When a named shareholder of a professional corporation retires from the active practice of law and is no longer a shareholder in the firm, but remains associated with the firm in "of counsel" status, the firm may retain the retired shareholder's name in the firm name where the firm name has been long-established and well-recognized, if communications about the lawyer's status clearly indicate that the lawyer is retired. Lawyers and law firms engaged in "of counsel" affiliations are treated as one firm for purposes of the rules governing lawyer disqualification and lawyers as witnesses. If the "of counsel" and the law firm are located in different jurisdictions, any jurisdictional limitations of the affiliated lawyers must be made clear on public communications concerning the relationship.
For further guidance, see MRPC 7.5; RI-90, RI-102, RI-237 and "The Nuts and Bolts of Letterhead" in the November 1997 edition of the Michigan Bar Journal.
5. May I send a letter "advertising" my practice to the general public in my town?

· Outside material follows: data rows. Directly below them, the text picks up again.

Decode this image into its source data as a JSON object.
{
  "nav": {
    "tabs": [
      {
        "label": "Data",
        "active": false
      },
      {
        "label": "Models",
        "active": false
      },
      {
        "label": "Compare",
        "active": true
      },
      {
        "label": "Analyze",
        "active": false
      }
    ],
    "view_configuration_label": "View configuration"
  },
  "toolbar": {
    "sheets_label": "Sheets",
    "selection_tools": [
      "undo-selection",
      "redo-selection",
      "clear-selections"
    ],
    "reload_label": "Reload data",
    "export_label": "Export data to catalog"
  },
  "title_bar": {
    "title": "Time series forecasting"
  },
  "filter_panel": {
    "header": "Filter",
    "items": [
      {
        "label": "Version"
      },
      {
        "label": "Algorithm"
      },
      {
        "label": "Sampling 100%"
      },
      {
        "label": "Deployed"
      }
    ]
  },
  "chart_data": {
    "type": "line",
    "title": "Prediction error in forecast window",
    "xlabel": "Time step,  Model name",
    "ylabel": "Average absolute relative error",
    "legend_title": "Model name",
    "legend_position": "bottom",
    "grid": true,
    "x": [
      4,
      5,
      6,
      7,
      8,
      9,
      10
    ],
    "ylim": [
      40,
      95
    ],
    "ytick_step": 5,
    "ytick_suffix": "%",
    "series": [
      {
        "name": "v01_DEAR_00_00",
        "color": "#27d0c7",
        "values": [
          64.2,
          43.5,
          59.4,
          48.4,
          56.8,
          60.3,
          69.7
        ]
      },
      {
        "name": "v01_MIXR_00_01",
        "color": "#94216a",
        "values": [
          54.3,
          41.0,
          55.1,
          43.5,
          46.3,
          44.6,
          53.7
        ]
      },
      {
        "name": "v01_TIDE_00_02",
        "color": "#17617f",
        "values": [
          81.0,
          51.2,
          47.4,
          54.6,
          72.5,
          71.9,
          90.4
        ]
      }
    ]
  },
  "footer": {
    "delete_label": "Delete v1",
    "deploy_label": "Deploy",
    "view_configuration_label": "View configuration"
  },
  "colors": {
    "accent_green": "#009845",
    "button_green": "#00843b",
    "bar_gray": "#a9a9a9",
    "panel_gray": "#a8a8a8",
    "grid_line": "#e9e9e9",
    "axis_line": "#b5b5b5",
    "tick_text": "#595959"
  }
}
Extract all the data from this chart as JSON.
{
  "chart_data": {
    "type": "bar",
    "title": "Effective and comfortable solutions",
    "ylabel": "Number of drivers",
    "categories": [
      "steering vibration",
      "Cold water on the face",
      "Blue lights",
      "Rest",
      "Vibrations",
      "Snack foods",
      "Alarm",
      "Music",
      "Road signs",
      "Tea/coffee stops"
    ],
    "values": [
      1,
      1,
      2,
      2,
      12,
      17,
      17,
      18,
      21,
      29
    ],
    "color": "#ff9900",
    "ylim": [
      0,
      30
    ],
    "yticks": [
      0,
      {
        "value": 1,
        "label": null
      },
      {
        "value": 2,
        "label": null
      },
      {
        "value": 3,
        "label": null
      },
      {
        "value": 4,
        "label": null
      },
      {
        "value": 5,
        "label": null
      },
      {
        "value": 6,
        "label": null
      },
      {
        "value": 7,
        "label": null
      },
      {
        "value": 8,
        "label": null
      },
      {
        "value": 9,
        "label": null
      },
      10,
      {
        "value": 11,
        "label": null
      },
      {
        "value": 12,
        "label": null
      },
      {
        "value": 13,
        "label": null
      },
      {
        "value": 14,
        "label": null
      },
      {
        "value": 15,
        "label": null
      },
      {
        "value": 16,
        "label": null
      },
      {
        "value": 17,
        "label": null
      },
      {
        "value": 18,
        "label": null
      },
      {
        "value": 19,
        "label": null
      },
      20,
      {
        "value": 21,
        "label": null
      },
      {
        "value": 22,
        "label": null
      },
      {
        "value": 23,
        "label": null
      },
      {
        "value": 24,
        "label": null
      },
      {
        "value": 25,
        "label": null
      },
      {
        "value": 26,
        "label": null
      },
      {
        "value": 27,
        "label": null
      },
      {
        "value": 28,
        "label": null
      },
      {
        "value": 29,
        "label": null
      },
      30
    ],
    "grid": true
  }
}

Direct mail advertising or solicitation is governed by MRPC 7.3(a). That rule is further supplemented by the United States Supreme Court case of Shapero v Kentucky Bar Association, 486 US 466; 108 S Ct 1916; 100 L Ed 2d 475 (1988). Under these rules, a lawyer may send a "truthful and nondeceptive" letter to potential clients known to face particular legal problems. Also, a lawyer may send letters or advertising circulars to the general public not known to need legal services of the kind provided by the lawyer, but who are so situated that they might in general find such services useful.
For further guidance, see MRPC 7.3; RI-18, RI-49, RI-74, RI-193, RI-244.
Bonus Question: How do I get copies of the Ethics Opinions that you quoted? The full text of the State Bar's ethics opinions are found on the Bar's internet website, free of charge. Find our home page at www.michbar.org, then click on the "Ethics Opinions" button.
Thomas K. Byerley is the Regulation Counsel for the State Bar of Michigan.